過保護な御曹司とスイートライフ
受付を任せられているのは、矢田さんと私だけだ。
というのも、来訪してくるのは取引先企業がほとんどだし、一日に多くても三十人やそこらだ。その人数を案内するのには、ふたりもいれば十分だ。
会議室や応接室のお茶出しや片付けだって、一日に十回くらいだし、それもふたりでこなせる。
けれど、それがたまたま重なってしまうと、少しだけ困ってしまう。
たとえばさっきみたいに、矢田さんが片付で席を外している間に来訪があったりすると、案内を誰か他の部署の人にお願いせざるをえない。
受付が無人になってしまうとマズいから。
まぁ、来訪もお茶出しも片付けも、そう多くはないし……と思うのだけど、タイミングが見事に重なってしまうのが謎だ。
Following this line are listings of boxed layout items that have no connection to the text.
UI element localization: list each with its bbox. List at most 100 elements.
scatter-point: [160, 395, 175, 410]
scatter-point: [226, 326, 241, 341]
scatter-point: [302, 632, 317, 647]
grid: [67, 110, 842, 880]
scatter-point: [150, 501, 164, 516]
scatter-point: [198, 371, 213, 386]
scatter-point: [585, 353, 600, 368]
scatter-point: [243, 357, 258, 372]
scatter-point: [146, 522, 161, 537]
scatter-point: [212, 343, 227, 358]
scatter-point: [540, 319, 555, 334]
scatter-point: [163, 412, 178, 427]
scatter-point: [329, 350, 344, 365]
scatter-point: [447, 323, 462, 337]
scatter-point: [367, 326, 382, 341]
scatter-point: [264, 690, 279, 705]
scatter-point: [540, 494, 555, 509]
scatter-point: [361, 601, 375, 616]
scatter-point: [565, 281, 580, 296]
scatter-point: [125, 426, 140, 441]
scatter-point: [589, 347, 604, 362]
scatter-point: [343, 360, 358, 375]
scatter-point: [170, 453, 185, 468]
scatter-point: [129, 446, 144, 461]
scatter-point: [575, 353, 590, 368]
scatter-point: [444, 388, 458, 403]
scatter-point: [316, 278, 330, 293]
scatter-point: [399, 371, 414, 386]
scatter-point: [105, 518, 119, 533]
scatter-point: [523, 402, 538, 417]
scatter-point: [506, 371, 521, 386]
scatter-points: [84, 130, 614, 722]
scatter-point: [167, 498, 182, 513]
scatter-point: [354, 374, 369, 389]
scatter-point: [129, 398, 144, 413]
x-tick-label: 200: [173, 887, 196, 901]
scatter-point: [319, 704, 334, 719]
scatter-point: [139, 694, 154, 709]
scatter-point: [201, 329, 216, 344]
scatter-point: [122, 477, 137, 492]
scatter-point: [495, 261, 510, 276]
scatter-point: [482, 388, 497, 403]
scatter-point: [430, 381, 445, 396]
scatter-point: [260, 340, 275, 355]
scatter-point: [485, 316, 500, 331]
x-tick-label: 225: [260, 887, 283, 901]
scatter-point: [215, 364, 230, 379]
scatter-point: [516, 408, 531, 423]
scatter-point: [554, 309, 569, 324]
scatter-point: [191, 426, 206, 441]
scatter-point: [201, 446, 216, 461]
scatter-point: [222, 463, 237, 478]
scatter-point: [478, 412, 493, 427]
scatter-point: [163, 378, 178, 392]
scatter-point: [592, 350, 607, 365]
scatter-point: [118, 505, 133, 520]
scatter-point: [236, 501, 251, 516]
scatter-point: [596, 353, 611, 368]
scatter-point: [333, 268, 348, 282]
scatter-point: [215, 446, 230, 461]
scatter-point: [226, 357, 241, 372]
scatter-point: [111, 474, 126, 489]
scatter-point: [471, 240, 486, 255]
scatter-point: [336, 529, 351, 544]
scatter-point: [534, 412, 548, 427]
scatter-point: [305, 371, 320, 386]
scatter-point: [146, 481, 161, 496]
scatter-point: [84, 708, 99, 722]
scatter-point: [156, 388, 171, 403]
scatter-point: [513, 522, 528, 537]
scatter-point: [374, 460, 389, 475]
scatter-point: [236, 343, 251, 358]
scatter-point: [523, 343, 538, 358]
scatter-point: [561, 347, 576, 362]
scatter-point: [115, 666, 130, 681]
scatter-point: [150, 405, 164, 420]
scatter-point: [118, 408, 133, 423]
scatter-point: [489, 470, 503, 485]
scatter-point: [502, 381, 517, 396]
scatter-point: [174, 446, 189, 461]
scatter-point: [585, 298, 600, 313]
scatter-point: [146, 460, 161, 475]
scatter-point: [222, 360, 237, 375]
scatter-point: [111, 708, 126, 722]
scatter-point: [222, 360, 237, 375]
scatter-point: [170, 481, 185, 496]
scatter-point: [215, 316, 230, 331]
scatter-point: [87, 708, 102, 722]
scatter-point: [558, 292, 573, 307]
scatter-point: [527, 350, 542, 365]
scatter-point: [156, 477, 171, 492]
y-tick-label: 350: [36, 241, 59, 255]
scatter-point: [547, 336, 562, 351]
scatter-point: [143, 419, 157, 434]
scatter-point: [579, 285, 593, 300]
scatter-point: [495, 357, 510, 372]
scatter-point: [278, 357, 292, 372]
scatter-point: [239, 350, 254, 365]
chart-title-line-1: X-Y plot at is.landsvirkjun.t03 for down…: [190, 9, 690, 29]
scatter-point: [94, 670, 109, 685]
矢田さんは、あまりに重なり続けるこのタイミングの悪さに『この受付近辺には魔物がいると思うのよね。ほら、甲子園にもいるっていうアレが!』っていつか言っていたけれど、そろそろそういった存在も信じたくなるほどだった。
「でも、案内頼んでも、今日は営業の方はにこやかでしたよ」
たまに〝なんのための受付だよ〟みたいなことをボソッと言われてしまい、そこに矢田さんが怒り心頭しているのは知っているから言うと、矢田さんは「それが当たり前でしょー」と口を尖らせる。
「こっちだって仕事で席外してるのに、仕事してないみたいな目で見られるのって本当に頭くる。役員から内線ですぐ片付けてくれって言われたら行くしかないじゃないね」
「ですよね」
色んな部署にはそれぞれ事情があるから、嫌味を言われてしまうのも仕方ないのかなぁと思いながら、パソコンで会議室の予約状況の確認をしていると、矢田さんが肩を寄せてくる。